Deutsche Bank said yesterday it will reduce global staff levels to well below 90,000 from the current 97,000, as part of a broad restructuring to reduce costs and restore profitability.

The bank said it would cut headcount by 25 per cent in its equities sales and trading business following a review of the business.

The reductions will decrease the investment bank’s leverage exposure by €100 billion, or 10 per cent, with most of the cuts to take place this year, Deutsche said.

“We remain committed to our Corporate Investment Bank and our international presence – we are unwavering in that,” chief executive officer Christian Sewing said in a statement.

“We are Europe’s alternative in the international financing and capital markets business. However, we must concentrate on what we truly do well.”

The details on the bank’s strategy came ahead of the bank’s annual general meeting held yesterday.

Shareholders, fed up with a languishing share price and dwindling revenues, said they would call on the bank’s management to speed up the recovery process.

The loss-making bank said after an abrupt management reshuffle last month that it aimed to scale back its global investment bank and refocus on Europe and its home market after three consecutive years of losses. It had flagged cuts to US bond trading, equities, and the business that serves hedge funds.

Yesterday’s shareholder meeting comes after months of turmoil for the lender, Germany’s largest.
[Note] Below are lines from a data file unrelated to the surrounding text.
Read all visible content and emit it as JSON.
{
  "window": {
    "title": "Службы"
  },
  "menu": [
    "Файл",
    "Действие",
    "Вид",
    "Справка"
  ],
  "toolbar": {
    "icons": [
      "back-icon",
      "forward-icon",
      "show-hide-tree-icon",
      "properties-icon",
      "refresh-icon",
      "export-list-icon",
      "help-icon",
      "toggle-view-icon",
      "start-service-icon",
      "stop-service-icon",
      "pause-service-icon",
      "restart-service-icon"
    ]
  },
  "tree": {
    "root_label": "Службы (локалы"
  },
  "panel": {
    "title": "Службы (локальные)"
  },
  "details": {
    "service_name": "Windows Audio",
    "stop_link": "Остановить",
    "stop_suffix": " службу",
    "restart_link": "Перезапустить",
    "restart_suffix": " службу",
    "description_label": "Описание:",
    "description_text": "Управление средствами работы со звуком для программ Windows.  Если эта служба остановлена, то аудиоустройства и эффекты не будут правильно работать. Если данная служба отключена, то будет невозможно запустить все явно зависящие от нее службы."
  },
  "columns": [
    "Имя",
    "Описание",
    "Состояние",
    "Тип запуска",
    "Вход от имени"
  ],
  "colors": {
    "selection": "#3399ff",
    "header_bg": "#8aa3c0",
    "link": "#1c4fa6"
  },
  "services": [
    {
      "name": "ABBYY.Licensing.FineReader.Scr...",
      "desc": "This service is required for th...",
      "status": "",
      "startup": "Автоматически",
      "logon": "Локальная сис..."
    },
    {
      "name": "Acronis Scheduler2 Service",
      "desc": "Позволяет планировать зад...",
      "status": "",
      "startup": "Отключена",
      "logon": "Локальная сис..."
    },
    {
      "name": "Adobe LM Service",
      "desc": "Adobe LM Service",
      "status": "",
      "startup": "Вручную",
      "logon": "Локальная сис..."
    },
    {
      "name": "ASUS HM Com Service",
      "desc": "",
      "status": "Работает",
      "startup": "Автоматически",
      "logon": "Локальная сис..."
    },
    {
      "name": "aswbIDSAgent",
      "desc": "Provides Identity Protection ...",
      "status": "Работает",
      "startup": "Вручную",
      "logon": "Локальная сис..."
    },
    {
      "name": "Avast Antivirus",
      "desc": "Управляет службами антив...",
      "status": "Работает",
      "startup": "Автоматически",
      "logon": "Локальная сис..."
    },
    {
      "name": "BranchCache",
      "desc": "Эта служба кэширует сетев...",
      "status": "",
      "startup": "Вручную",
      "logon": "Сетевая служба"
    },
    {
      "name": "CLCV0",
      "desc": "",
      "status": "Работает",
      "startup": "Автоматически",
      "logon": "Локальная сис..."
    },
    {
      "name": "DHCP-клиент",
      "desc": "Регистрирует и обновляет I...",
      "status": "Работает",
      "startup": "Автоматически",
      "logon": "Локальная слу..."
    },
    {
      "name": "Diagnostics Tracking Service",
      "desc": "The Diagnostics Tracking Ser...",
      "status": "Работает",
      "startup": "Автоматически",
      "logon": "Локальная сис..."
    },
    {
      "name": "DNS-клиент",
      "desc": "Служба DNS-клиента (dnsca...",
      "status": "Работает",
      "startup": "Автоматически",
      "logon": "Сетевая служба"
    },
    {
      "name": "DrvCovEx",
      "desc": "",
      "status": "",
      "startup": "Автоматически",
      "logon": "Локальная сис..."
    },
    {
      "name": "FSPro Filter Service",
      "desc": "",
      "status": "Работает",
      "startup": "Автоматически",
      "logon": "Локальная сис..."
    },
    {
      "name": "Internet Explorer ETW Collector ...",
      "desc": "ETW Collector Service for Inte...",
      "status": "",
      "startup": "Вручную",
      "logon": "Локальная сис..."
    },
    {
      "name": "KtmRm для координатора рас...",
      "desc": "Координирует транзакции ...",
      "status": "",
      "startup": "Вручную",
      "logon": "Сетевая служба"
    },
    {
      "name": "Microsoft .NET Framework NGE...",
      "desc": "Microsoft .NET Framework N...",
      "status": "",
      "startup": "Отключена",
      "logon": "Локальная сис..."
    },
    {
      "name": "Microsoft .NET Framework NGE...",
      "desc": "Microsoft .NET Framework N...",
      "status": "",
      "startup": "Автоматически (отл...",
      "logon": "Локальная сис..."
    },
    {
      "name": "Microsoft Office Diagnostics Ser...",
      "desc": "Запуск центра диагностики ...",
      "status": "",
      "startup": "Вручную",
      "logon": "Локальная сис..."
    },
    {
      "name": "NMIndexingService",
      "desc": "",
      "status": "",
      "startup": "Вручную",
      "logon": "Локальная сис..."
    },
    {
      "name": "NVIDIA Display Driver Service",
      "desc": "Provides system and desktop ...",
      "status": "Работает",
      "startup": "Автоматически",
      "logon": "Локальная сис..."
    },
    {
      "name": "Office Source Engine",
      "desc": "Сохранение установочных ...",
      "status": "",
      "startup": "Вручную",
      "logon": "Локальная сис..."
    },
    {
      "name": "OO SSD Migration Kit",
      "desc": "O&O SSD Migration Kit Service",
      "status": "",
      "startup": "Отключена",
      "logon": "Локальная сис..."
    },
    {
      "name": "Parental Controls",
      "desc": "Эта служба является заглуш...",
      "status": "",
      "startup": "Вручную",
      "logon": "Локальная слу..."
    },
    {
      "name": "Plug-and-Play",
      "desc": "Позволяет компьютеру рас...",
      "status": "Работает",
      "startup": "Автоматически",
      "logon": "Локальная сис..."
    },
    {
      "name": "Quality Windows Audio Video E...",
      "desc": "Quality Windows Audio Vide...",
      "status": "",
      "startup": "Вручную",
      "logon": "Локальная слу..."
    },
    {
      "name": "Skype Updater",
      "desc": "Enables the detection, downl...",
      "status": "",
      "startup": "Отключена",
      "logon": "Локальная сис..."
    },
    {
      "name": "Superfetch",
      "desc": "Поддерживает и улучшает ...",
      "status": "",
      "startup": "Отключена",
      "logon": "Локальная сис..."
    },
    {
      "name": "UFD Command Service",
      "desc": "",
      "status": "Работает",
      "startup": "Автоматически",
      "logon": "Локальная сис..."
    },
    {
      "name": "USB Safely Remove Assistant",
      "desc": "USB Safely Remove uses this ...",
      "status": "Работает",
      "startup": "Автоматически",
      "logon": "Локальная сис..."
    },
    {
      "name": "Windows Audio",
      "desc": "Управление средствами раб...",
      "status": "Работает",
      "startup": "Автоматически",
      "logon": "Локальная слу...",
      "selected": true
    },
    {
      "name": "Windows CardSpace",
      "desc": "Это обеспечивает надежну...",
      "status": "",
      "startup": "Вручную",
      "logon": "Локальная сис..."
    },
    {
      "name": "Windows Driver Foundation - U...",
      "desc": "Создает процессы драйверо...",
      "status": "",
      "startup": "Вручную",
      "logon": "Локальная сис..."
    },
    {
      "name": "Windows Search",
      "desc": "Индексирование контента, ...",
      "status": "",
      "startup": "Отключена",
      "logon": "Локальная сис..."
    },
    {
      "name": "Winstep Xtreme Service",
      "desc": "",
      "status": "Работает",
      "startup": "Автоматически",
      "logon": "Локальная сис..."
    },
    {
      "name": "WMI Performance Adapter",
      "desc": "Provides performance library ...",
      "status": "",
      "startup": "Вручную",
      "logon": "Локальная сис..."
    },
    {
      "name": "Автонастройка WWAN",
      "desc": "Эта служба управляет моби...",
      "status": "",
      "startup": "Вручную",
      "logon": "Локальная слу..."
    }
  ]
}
Deutsche Bank chairman Paul Achleitner last month abruptly replaced CEO John Cryan with Sewing amid investor complaints that the bank was falling behind in executing a turnaround plan. Deutsche’s shares are down more than 31 per cent so far this year.

The bank is also under pressure from credit ratings agencies. Standard & Poor’s is expected to say by the end ofthe month whether it will cut Deutsche Bank’s rating after putting it on “credit watch” in April.